A thief, after committing a theft, runs at a uniform speed of 50 m/minute. After 2 minutes, a policeman runs to catch him. He goes 60 m in first minute and increases his speed by 5 m/minute every succeeding minute. After how many minutes, the policeman will catch the thief?

#### Solution

Suppose the policeman catches the thief after *t* minutes.
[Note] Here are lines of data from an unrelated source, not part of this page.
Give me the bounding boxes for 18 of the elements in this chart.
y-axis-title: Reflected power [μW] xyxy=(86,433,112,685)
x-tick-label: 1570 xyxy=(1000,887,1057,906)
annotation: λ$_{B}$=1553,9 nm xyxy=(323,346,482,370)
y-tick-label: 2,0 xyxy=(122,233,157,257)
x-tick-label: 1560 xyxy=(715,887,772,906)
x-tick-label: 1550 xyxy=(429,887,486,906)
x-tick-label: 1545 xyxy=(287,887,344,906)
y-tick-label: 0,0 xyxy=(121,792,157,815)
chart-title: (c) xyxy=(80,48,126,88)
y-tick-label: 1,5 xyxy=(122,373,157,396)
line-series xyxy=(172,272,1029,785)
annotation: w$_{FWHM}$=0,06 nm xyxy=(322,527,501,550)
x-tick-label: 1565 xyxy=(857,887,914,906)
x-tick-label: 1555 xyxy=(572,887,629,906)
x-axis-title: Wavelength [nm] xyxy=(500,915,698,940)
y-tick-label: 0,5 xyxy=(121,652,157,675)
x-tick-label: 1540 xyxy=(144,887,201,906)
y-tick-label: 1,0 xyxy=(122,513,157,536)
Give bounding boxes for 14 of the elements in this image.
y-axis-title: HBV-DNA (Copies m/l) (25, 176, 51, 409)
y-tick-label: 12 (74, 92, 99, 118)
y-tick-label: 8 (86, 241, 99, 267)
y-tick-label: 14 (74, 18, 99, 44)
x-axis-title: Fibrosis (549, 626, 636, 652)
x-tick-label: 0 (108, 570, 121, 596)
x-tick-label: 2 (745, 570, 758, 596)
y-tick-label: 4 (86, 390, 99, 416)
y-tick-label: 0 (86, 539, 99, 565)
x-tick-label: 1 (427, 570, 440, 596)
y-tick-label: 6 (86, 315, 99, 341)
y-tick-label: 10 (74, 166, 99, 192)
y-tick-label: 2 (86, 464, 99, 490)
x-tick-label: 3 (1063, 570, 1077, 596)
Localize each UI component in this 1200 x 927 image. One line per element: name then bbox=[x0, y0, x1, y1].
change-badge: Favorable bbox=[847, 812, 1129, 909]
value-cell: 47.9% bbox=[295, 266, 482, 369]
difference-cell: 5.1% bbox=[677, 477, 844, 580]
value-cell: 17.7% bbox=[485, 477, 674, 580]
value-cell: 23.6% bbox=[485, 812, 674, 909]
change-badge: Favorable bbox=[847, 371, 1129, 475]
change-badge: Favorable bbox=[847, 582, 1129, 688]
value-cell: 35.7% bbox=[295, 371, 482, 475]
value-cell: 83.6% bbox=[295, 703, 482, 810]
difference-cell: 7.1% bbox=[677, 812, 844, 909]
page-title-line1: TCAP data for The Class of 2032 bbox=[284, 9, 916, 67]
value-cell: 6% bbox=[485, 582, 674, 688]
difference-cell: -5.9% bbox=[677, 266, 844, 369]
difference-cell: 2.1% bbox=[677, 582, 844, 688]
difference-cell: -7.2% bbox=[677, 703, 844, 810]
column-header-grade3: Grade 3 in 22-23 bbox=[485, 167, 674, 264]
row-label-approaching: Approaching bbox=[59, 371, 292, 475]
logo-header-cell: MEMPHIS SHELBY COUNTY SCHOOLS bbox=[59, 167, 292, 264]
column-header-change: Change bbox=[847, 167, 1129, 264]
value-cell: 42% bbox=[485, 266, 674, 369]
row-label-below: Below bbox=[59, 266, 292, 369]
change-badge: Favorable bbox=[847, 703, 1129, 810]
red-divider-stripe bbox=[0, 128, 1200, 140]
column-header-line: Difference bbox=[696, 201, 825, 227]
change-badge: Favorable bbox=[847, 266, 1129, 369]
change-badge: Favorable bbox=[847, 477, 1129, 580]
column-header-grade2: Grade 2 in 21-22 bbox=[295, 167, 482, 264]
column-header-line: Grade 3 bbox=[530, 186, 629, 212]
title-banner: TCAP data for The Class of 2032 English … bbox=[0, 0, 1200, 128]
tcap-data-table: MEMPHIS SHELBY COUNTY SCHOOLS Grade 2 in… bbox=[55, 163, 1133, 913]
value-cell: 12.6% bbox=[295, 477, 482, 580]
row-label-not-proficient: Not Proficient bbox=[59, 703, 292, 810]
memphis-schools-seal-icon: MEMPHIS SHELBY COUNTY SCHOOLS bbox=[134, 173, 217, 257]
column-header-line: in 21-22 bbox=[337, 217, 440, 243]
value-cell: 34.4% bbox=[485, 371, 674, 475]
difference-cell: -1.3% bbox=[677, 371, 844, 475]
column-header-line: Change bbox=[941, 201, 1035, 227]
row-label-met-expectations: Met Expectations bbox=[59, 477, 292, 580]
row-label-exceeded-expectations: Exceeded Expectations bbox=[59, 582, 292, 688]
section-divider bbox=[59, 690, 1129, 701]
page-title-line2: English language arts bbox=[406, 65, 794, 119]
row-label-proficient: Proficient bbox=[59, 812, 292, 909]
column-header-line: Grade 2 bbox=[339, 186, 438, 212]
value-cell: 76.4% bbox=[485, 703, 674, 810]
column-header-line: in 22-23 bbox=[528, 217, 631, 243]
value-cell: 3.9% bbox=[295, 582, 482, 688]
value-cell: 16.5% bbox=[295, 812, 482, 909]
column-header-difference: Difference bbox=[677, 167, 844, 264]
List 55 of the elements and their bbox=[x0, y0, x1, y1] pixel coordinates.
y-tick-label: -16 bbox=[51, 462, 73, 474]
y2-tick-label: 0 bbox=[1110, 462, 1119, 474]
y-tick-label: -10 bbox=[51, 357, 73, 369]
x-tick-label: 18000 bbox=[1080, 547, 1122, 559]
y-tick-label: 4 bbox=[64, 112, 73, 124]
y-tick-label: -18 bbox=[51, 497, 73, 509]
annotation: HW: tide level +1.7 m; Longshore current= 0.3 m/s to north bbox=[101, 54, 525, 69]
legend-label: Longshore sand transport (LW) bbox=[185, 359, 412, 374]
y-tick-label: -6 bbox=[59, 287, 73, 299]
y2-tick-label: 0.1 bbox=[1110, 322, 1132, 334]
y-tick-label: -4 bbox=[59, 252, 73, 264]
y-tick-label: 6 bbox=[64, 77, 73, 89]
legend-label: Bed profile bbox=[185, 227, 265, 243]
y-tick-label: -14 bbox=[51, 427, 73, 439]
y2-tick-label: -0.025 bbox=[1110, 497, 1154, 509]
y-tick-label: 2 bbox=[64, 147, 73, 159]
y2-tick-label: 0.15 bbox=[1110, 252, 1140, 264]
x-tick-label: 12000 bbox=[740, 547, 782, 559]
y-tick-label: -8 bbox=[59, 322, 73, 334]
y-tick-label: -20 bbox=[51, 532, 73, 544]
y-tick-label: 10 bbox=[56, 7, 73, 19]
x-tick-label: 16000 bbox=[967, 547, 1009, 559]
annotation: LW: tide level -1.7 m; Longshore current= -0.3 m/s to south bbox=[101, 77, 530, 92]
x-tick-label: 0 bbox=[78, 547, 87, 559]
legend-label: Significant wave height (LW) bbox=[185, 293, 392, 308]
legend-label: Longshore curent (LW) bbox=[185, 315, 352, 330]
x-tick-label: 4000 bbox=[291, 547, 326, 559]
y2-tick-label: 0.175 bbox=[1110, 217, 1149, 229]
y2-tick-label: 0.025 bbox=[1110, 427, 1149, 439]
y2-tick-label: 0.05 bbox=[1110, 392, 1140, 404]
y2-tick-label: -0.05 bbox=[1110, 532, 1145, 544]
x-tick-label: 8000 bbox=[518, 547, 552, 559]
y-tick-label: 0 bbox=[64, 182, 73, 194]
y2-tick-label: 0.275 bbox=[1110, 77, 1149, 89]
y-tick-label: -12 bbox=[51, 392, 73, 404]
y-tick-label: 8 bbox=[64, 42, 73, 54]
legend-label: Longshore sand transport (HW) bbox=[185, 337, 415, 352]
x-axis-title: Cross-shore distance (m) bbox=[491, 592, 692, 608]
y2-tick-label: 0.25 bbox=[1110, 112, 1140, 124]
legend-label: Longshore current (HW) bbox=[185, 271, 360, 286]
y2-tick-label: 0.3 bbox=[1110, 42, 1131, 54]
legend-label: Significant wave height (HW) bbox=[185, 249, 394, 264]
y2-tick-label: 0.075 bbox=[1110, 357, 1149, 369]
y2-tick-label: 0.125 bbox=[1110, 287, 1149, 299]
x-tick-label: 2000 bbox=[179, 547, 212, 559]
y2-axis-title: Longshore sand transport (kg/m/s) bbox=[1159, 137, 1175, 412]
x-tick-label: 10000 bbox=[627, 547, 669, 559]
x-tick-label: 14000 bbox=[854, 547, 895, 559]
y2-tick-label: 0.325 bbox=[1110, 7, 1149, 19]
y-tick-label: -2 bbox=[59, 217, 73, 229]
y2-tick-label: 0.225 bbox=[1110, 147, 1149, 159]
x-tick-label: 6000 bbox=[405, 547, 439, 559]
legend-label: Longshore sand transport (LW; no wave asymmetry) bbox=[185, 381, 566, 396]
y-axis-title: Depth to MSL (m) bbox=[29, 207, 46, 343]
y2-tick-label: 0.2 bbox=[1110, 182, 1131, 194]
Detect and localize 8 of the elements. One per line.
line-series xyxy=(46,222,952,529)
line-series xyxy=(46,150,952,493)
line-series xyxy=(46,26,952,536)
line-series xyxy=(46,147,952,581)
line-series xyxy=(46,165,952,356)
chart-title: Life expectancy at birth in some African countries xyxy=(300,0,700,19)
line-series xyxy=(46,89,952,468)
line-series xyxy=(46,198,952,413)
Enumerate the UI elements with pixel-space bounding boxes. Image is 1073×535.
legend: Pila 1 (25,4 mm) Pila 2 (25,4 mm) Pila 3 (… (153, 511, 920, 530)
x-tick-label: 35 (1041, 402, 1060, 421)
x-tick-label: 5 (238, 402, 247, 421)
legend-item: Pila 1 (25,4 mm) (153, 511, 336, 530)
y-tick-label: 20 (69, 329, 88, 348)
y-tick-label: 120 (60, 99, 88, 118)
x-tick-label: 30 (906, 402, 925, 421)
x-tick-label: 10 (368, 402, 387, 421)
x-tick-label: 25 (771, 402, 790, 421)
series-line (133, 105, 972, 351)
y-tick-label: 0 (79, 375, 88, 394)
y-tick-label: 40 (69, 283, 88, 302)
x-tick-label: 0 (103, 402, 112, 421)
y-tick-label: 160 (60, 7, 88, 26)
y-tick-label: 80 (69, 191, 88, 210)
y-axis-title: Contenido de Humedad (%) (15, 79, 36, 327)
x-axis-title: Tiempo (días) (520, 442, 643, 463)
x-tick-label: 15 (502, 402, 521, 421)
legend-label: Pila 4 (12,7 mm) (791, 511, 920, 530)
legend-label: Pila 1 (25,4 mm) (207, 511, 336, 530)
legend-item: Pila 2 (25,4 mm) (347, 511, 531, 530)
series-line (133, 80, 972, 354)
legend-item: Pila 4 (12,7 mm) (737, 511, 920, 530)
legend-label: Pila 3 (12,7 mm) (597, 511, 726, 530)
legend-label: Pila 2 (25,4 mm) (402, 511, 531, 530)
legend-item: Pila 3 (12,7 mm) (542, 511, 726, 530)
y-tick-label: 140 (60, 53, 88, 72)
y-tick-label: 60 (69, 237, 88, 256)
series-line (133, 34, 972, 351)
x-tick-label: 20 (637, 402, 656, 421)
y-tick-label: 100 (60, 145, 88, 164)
Uniform speed of the thief = 50 m/min

∴ Distance covered by thief in (*t* + 2) minutes = 50 m/min × (*t* + 2) min = 50 (*t* + 2) m

The distance covered by the policeman in *t* minutes is in AP, with 60 and 5 as the first term and the common difference, respectively.

Now,

Distance covered by policeman in *t* minutes = Sum of *t* terms

=`t/2`[2×60+(t−1)×5]

=`t/2`[115+5t] m

When the policeman catches the thief, we have

`t/2`[115+5t]=50(t+2)

115t+5t^{2}=100t+200

⇒5t^{2}+15t−200=0

⇒t^{2}+3t−40=0

⇒(t+8)(t−5)=0

So, t = −8 or t = 5

∴ t = 5 (As t cannot be negative)

Thus, the policeman catches the thief after 5 min.